Of course that’s not really how it worked out. When we got to the farm (on a Wednesday), one of our sows had given birth a week early. Nearly all the others in the group had also delivered early. The full moon was the explanation. It happens with human pregnancies too. The full moon calls out babies. But there were a few sows left who were still waiting to deliver. I thought, “Good there’s still a chance we will see one or two births.” 

“We’ll call you when they start delivering,” said Julian. “I won’t be here tomorrow but Agnés will be here in the morning.”

It takes a couple hours for a sow to deliver a dozen piglets and we were staying just 10 minutes down the road. This was going to happen. 

No, it didn’t. Most of the sows had delivered over night, unattended. By the time we got the call, the last sows had already been in labor a while. By the time we got to the farm, the last piglet had been born 10 minutes before. Two sows were still passing their placentas. One piglet was stumbling about literally wet behind the ears, placenta still clinging to it. All the litters of squirmy, newborn pigs squealed and scrambled over each other for a place at their favorite nipple, trailing and tripping over each others umbilical cords.

But there was one more sow who was due on Sunday. I held on to the hope of capturing the event since it was the whole reason for this particular trip. But on Friday night, while we were an hour and a half away, dining at a nice restaurant in the beach resort of St Jean de Luz, she delivered early also.

In our conversations with Agnés, she had explained there was a time when they would have induced labor to keep the sows on a schedule that was more convenient for the farmers. But that was no longer the practice. The sows were moved into birthing stalls in anticipation of their delivery and then if they delivered at night, that was the way nature took its course. Their caretakers checked in on them in the morning.
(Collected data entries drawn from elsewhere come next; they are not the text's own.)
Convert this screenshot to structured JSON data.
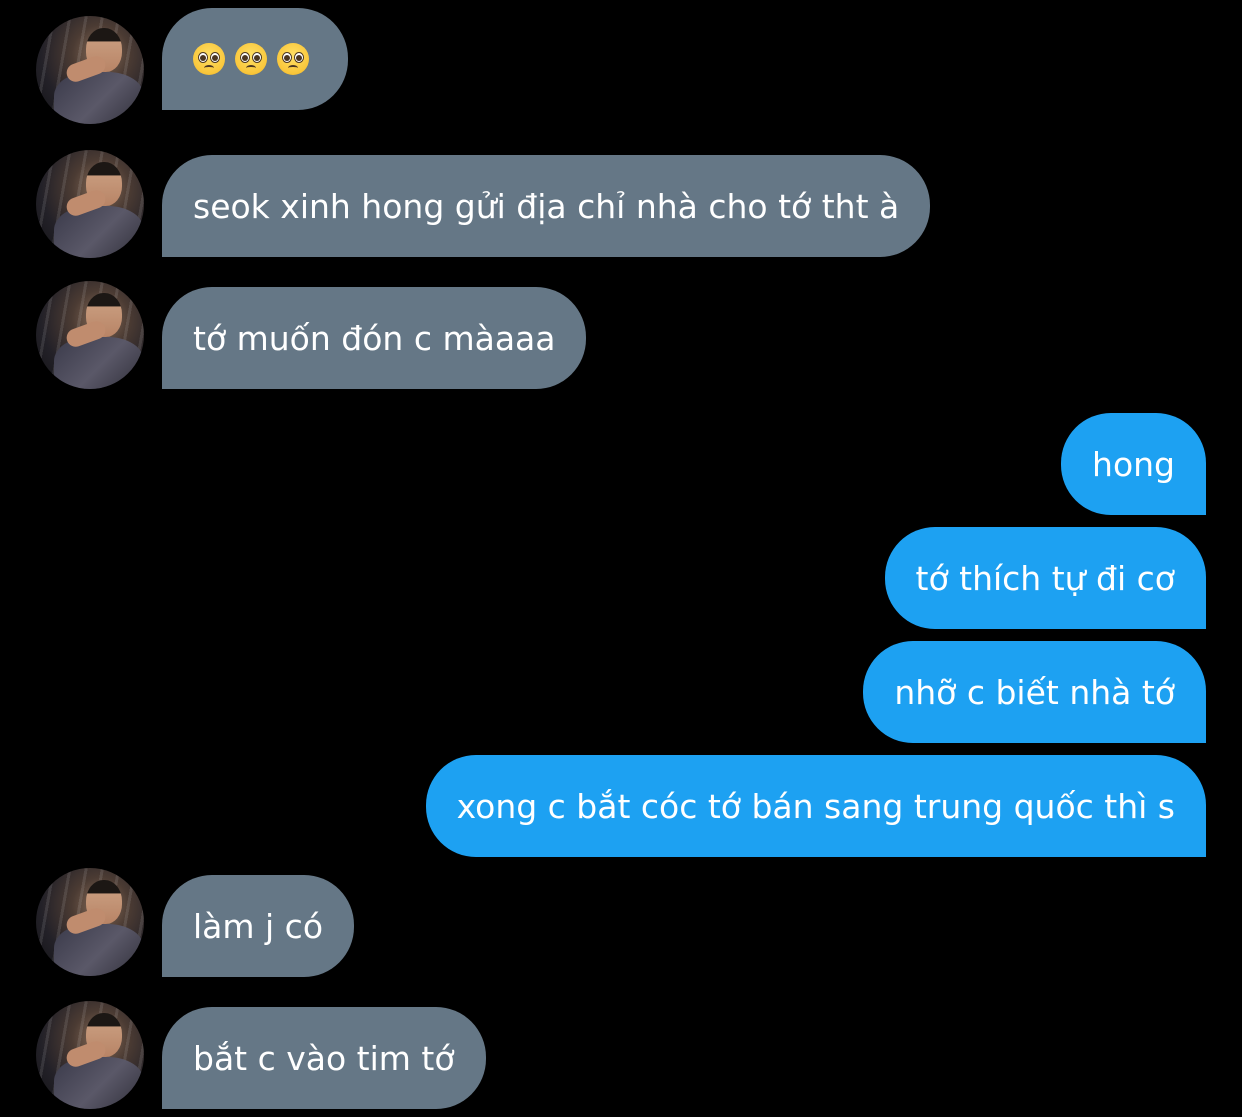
{
  "chat": {
    "messages": [
      {
        "sender": "other",
        "text": "🥺🥺🥺"
      },
      {
        "sender": "other",
        "text": "seok xinh hong gửi địa chỉ nhà cho tớ tht à"
      },
      {
        "sender": "other",
        "text": "tớ muốn đón c màaaa"
      },
      {
        "sender": "me",
        "text": "hong"
      },
      {
        "sender": "me",
        "text": "tớ thích tự đi cơ"
      },
      {
        "sender": "me",
        "text": "nhỡ c biết nhà tớ"
      },
      {
        "sender": "me",
        "text": "xong c bắt cóc tớ bán sang trung quốc thì s"
      },
      {
        "sender": "other",
        "text": "làm j có"
      },
      {
        "sender": "other",
        "text": "bắt c vào tim tớ"
      }
    ]
  },
  "colors": {
    "background": "#000000",
    "incoming_bubble": "#657786",
    "outgoing_bubble": "#1da1f2",
    "text": "#ffffff"
  },
  "icons": {
    "emoji": "pleading-face-emoji"
  }
}
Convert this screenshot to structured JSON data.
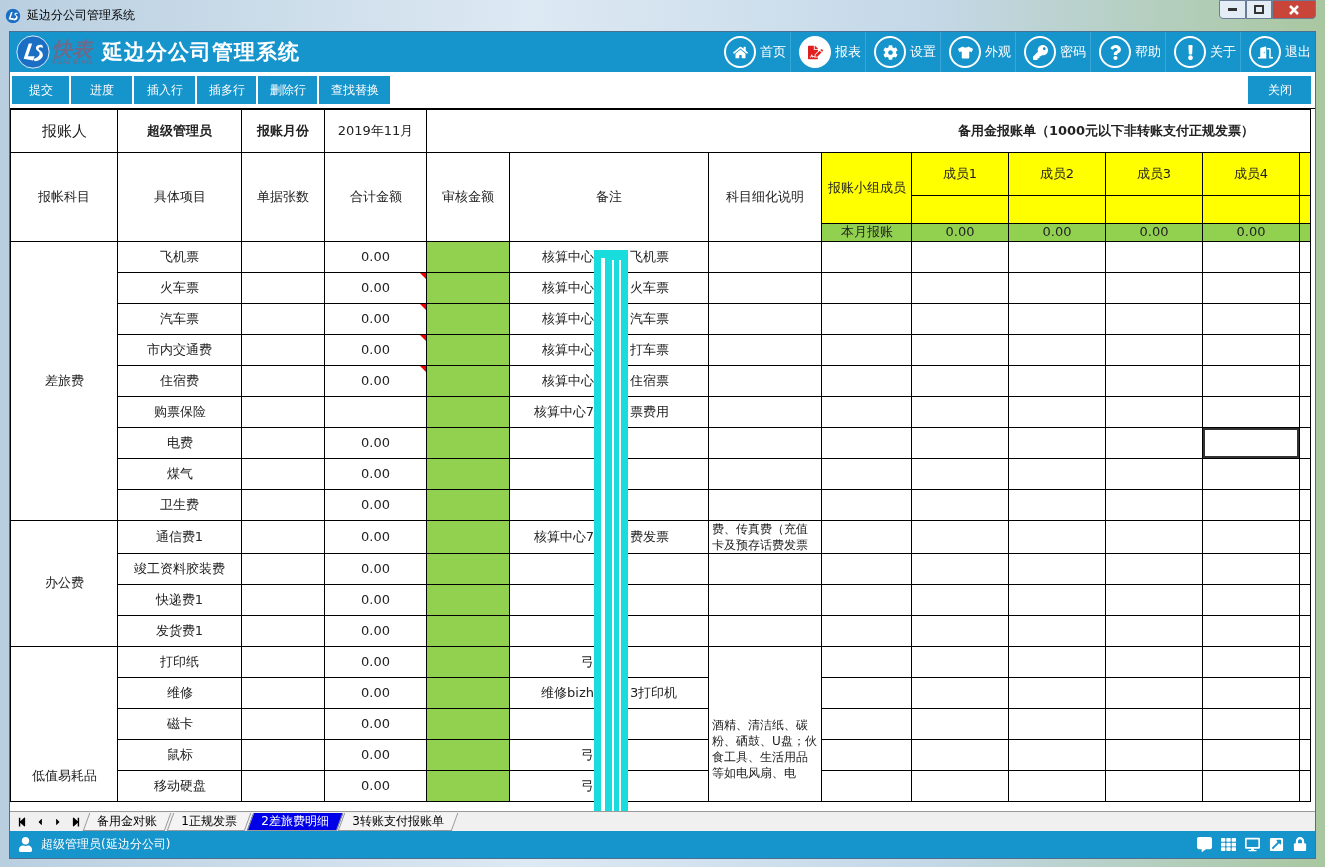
{
  "window": {
    "title": "延边分公司管理系统"
  },
  "header": {
    "logo": {
      "name": "快表",
      "tagline": "KUAI BIAO"
    },
    "title": "延边分公司管理系统",
    "nav": [
      {
        "label": "首页",
        "selected": false
      },
      {
        "label": "报表",
        "selected": true
      },
      {
        "label": "设置",
        "selected": false
      },
      {
        "label": "外观",
        "selected": false
      },
      {
        "label": "密码",
        "selected": false
      },
      {
        "label": "帮助",
        "selected": false
      },
      {
        "label": "关于",
        "selected": false
      },
      {
        "label": "退出",
        "selected": false
      }
    ]
  },
  "toolbar": {
    "buttons": [
      "提交",
      "进度",
      "插入行",
      "插多行",
      "删除行",
      "查找替换"
    ],
    "close": "关闭"
  },
  "sheet": {
    "info": [
      {
        "text": "报账人",
        "bold": false
      },
      {
        "text": "超级管理员",
        "bold": true
      },
      {
        "text": "报账月份",
        "bold": true
      },
      {
        "text": "2019年11月",
        "bold": false
      }
    ],
    "title": "备用金报账单（1000元以下非转账支付正规发票）",
    "columns": [
      "报帐科目",
      "具体项目",
      "单据张数",
      "合计金额",
      "审核金额",
      "备注",
      "科目细化说明"
    ],
    "member_header": "报账小组成员",
    "members": [
      "成员1",
      "成员2",
      "成员3",
      "成员4"
    ],
    "month_label": "本月报账",
    "month_totals": [
      "0.00",
      "0.00",
      "0.00",
      "0.00"
    ],
    "groups": [
      {
        "name": "差旅费",
        "rows": [
          {
            "item": "飞机票",
            "amount": "0.00",
            "note_left": "核算中心",
            "note_right": "飞机票",
            "comment": false,
            "selected": false
          },
          {
            "item": "火车票",
            "amount": "0.00",
            "note_left": "核算中心",
            "note_right": "火车票",
            "comment": true,
            "selected": false
          },
          {
            "item": "汽车票",
            "amount": "0.00",
            "note_left": "核算中心",
            "note_right": "汽车票",
            "comment": true,
            "selected": false
          },
          {
            "item": "市内交通费",
            "amount": "0.00",
            "note_left": "核算中心",
            "note_right": "打车票",
            "comment": true,
            "selected": false
          },
          {
            "item": "住宿费",
            "amount": "0.00",
            "note_left": "核算中心",
            "note_right": "住宿票",
            "comment": true,
            "selected": false
          },
          {
            "item": "购票保险",
            "note_left": "核算中心7",
            "note_right": "票费用",
            "comment": false,
            "selected": false
          },
          {
            "item": "电费",
            "amount": "0.00",
            "comment": false,
            "selected": true
          },
          {
            "item": "煤气",
            "amount": "0.00",
            "comment": false,
            "selected": false
          },
          {
            "item": "卫生费",
            "amount": "0.00",
            "comment": false,
            "selected": false
          }
        ]
      },
      {
        "name": "办公费",
        "rows": [
          {
            "item": "通信费1",
            "amount": "0.00",
            "note_left": "核算中心7",
            "note_right": "费发票",
            "detail": "费、传真费（充值卡及预存话费发票",
            "comment": false,
            "selected": false
          },
          {
            "item": "竣工资料胶装费",
            "amount": "0.00",
            "comment": false,
            "selected": false
          },
          {
            "item": "快递费1",
            "amount": "0.00",
            "comment": false,
            "selected": false
          },
          {
            "item": "发货费1",
            "amount": "0.00",
            "comment": false,
            "selected": false
          }
        ]
      },
      {
        "name": "低值易耗品",
        "detail": "酒精、清洁纸、碳粉、硒鼓、U盘；伙食工具、生活用品等如电风扇、电",
        "rows": [
          {
            "item": "打印纸",
            "amount": "0.00",
            "note_left": "弓",
            "comment": false,
            "selected": false
          },
          {
            "item": "维修",
            "amount": "0.00",
            "note_left": "维修bizh",
            "note_right": "3打印机",
            "comment": false,
            "selected": false
          },
          {
            "item": "磁卡",
            "amount": "0.00",
            "comment": false,
            "selected": false
          },
          {
            "item": "鼠标",
            "amount": "0.00",
            "note_left": "弓",
            "comment": false,
            "selected": false
          },
          {
            "item": "移动硬盘",
            "amount": "0.00",
            "note_left": "弓",
            "comment": false,
            "selected": false
          }
        ]
      }
    ]
  },
  "sheet_tabs": [
    {
      "label": "备用金对账",
      "selected": false
    },
    {
      "label": "1正规发票",
      "selected": false
    },
    {
      "label": "2差旅费明细",
      "selected": true
    },
    {
      "label": "3转账支付报账单",
      "selected": false
    }
  ],
  "status_bar": {
    "user": "超级管理员(延边分公司)"
  }
}
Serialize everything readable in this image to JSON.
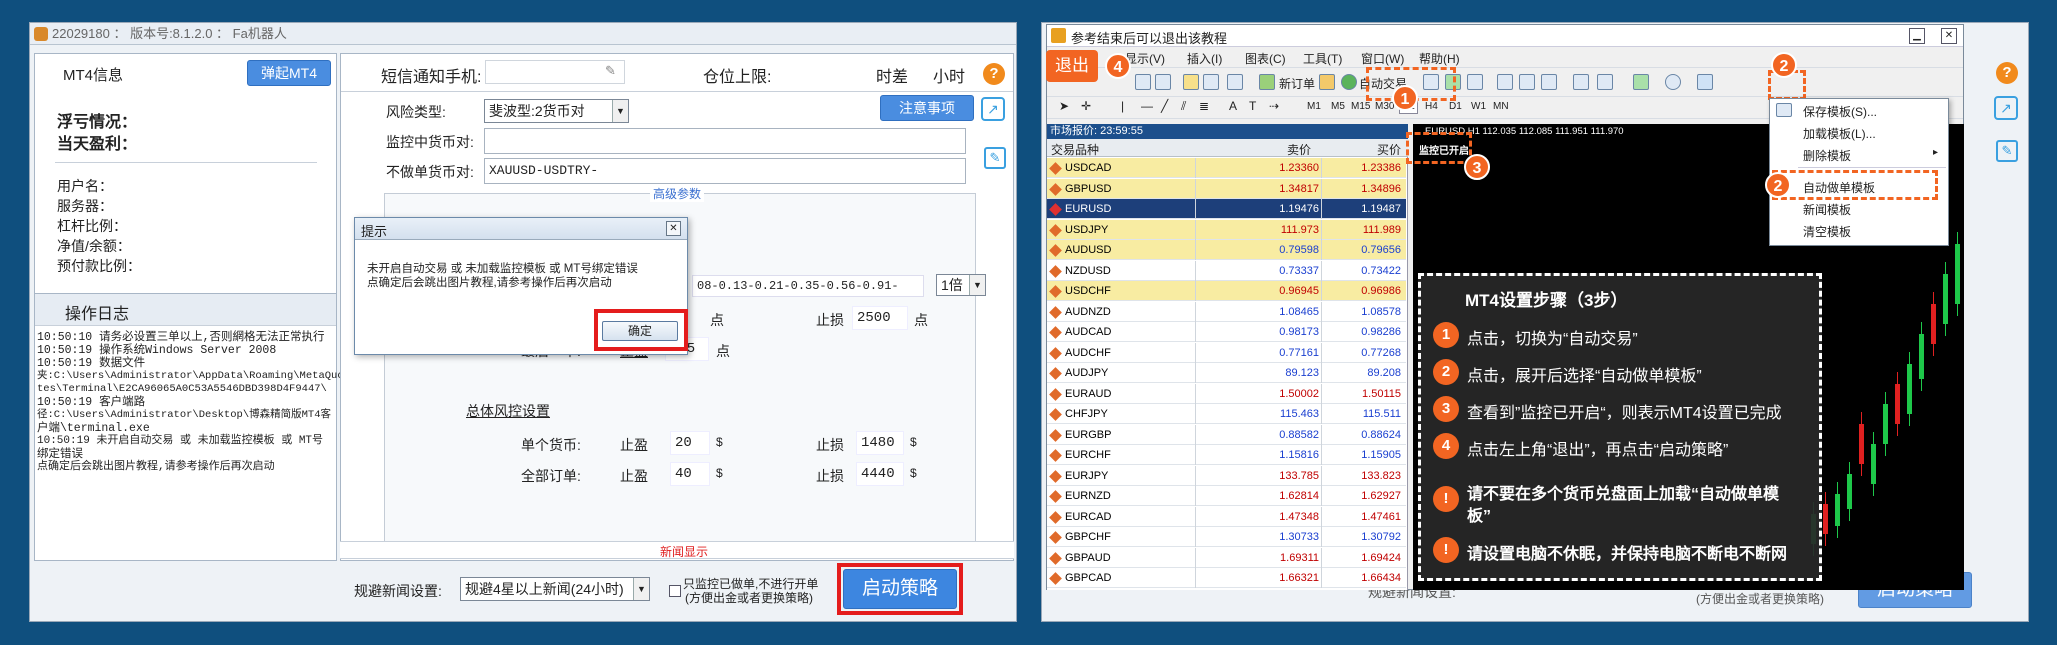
{
  "left": {
    "title_bar": "22029180 ： 版本号:8.1.2.0 ： Fa机器人",
    "mt4_info_label": "MT4信息",
    "open_mt4_button": "弹起MT4",
    "float_pl_label": "浮亏情况：",
    "daily_pl_label": "当天盈利：",
    "account_fields": [
      "用户名：",
      "服务器：",
      "杠杆比例：",
      "净值/余额：",
      "预付款比例："
    ],
    "log_title": "操作日志",
    "log_lines": [
      "10:50:10 请务必设置三单以上,否则網格无法正常执行",
      "10:50:19 操作系统Windows Server 2008",
      "10:50:19 数据文件",
      "夹:C:\\Users\\Administrator\\AppData\\Roaming\\MetaQuo",
      "tes\\Terminal\\E2CA96065A0C53A5546DBD398D4F9447\\",
      "10:50:19 客户端路",
      "径:C:\\Users\\Administrator\\Desktop\\博森精简版MT4客",
      "户端\\terminal.exe",
      "10:50:19 未开启自动交易 或 未加载监控模板 或 MT号",
      "绑定错误",
      "点确定后会跳出图片教程,请参考操作后再次启动"
    ],
    "sms_label": "短信通知手机:",
    "position_limit_label": "仓位上限:",
    "time_diff_label": "时差",
    "hour_label": "小时",
    "help_icon_text": "?",
    "risk_type_label": "风险类型:",
    "risk_type_value": "斐波型:2货币对",
    "notice_button": "注意事项",
    "monitor_pairs_label": "监控中货币对:",
    "exclude_pairs_label": "不做单货币对:",
    "exclude_pairs_value": "XAUUSD-USDTRY-",
    "advanced_label": "高级参数",
    "fib_value": "08-0.13-0.21-0.35-0.56-0.91-",
    "multiplier_value": "1倍",
    "stop_loss_label": "止损",
    "take_profit_label": "止盈",
    "points_unit": "点",
    "stop_loss_first": "2500",
    "last_order_label": "最后一单:",
    "last_order_tp": "335",
    "overall_risk_label": "总体风控设置",
    "single_currency_label": "单个货币:",
    "all_orders_label": "全部订单:",
    "single_tp": "20",
    "single_sl": "1480",
    "all_tp": "40",
    "all_sl": "4440",
    "dollar_unit": "$",
    "news_show": "新闻显示",
    "avoid_news_label": "规避新闻设置:",
    "avoid_news_value": "规避4星以上新闻(24小时)",
    "monitor_only_label": "只监控已做单,不进行开单",
    "monitor_only_sub": "(方便出金或者更换策略)",
    "start_button": "启动策略",
    "dialog": {
      "title": "提示",
      "message_line1": "未开启自动交易 或 未加载监控模板 或 MT号绑定错误",
      "message_line2": "点确定后会跳出图片教程,请参考操作后再次启动",
      "ok_button": "确定"
    }
  },
  "right": {
    "title_bar": "参考结束后可以退出该教程",
    "exit_button": "退出",
    "menu": [
      "显示(V)",
      "插入(I)",
      "图表(C)",
      "工具(T)",
      "窗口(W)",
      "帮助(H)"
    ],
    "new_order": "新订单",
    "auto_trade": "自动交易",
    "timeframes": [
      "M1",
      "M5",
      "M15",
      "M30",
      "H1",
      "H4",
      "D1",
      "W1",
      "MN"
    ],
    "market_watch_title": "市场报价: 23:59:55",
    "col_symbol": "交易品种",
    "col_bid": "卖价",
    "col_ask": "买价",
    "quotes": [
      {
        "s": "USDCAD",
        "b": "1.23360",
        "a": "1.23386",
        "hl": "y"
      },
      {
        "s": "GBPUSD",
        "b": "1.34817",
        "a": "1.34896",
        "hl": "y"
      },
      {
        "s": "EURUSD",
        "b": "1.19476",
        "a": "1.19487",
        "hl": "sel"
      },
      {
        "s": "USDJPY",
        "b": "111.973",
        "a": "111.989",
        "hl": "y"
      },
      {
        "s": "AUDUSD",
        "b": "0.79598",
        "a": "0.79656",
        "hl": "y",
        "c": "blue"
      },
      {
        "s": "NZDUSD",
        "b": "0.73337",
        "a": "0.73422",
        "hl": "w",
        "c": "blue"
      },
      {
        "s": "USDCHF",
        "b": "0.96945",
        "a": "0.96986",
        "hl": "y"
      },
      {
        "s": "AUDNZD",
        "b": "1.08465",
        "a": "1.08578",
        "hl": "w",
        "c": "blue"
      },
      {
        "s": "AUDCAD",
        "b": "0.98173",
        "a": "0.98286",
        "hl": "w",
        "c": "blue"
      },
      {
        "s": "AUDCHF",
        "b": "0.77161",
        "a": "0.77268",
        "hl": "w",
        "c": "blue"
      },
      {
        "s": "AUDJPY",
        "b": "89.123",
        "a": "89.208",
        "hl": "w",
        "c": "blue"
      },
      {
        "s": "EURAUD",
        "b": "1.50002",
        "a": "1.50115",
        "hl": "w"
      },
      {
        "s": "CHFJPY",
        "b": "115.463",
        "a": "115.511",
        "hl": "w",
        "c": "blue"
      },
      {
        "s": "EURGBP",
        "b": "0.88582",
        "a": "0.88624",
        "hl": "w",
        "c": "blue"
      },
      {
        "s": "EURCHF",
        "b": "1.15816",
        "a": "1.15905",
        "hl": "w",
        "c": "blue"
      },
      {
        "s": "EURJPY",
        "b": "133.785",
        "a": "133.823",
        "hl": "w"
      },
      {
        "s": "EURNZD",
        "b": "1.62814",
        "a": "1.62927",
        "hl": "w"
      },
      {
        "s": "EURCAD",
        "b": "1.47348",
        "a": "1.47461",
        "hl": "w"
      },
      {
        "s": "GBPCHF",
        "b": "1.30733",
        "a": "1.30792",
        "hl": "w",
        "c": "blue"
      },
      {
        "s": "GBPAUD",
        "b": "1.69311",
        "a": "1.69424",
        "hl": "w"
      },
      {
        "s": "GBPCAD",
        "b": "1.66321",
        "a": "1.66434",
        "hl": "w"
      }
    ],
    "chart_header": "EURUSD,H1  112.035 112.085 111.951 111.970",
    "monitor_started": "监控已开启",
    "dropdown": [
      "保存模板(S)...",
      "加载模板(L)...",
      "删除模板",
      "自动做单模板",
      "新闻模板",
      "清空模板"
    ],
    "guide_title": "MT4设置步骤（3步）",
    "guide_steps": [
      {
        "n": "1",
        "t": "点击，切换为“自动交易”"
      },
      {
        "n": "2",
        "t": "点击，展开后选择“自动做单模板”"
      },
      {
        "n": "3",
        "t": "查看到”监控已开启“，则表示MT4设置已完成"
      },
      {
        "n": "4",
        "t": "点击左上角“退出”，再点击“启动策略”"
      }
    ],
    "warn1_line1": "请不要在多个货币兑盘面上加载“自动做单模",
    "warn1_line2": "板”",
    "warn2": "请设置电脑不休眠，并保持电脑不断电不断网",
    "warn_mark": "!",
    "bottom_obscured": "规避新闻设置:",
    "bottom_obscured_sub": "(方便出金或者更换策略)",
    "bottom_start": "启动策略",
    "badges": [
      "1",
      "2",
      "2",
      "3",
      "4"
    ]
  }
}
Clockwork and on time deliveries are for shipping companies. Pregnant mothers listen to the moon and the stars. 

St Jean De Luz from Elaine Tin Nyo on Vimeo.

Comments

114 days is an average. We have sows who go as much as two weeks earlier than that and as much as two weeks later than that. In fact, we have one line, our Blackieline, who frequently short gestates. They’re great sows, rear great litters and keep their condition even though they jump the boars out in the field to rebreed early and produce three litters a year of their own choice.

They sound like lucky girls who like to get lucky. I’m learning so much about pigs during this project.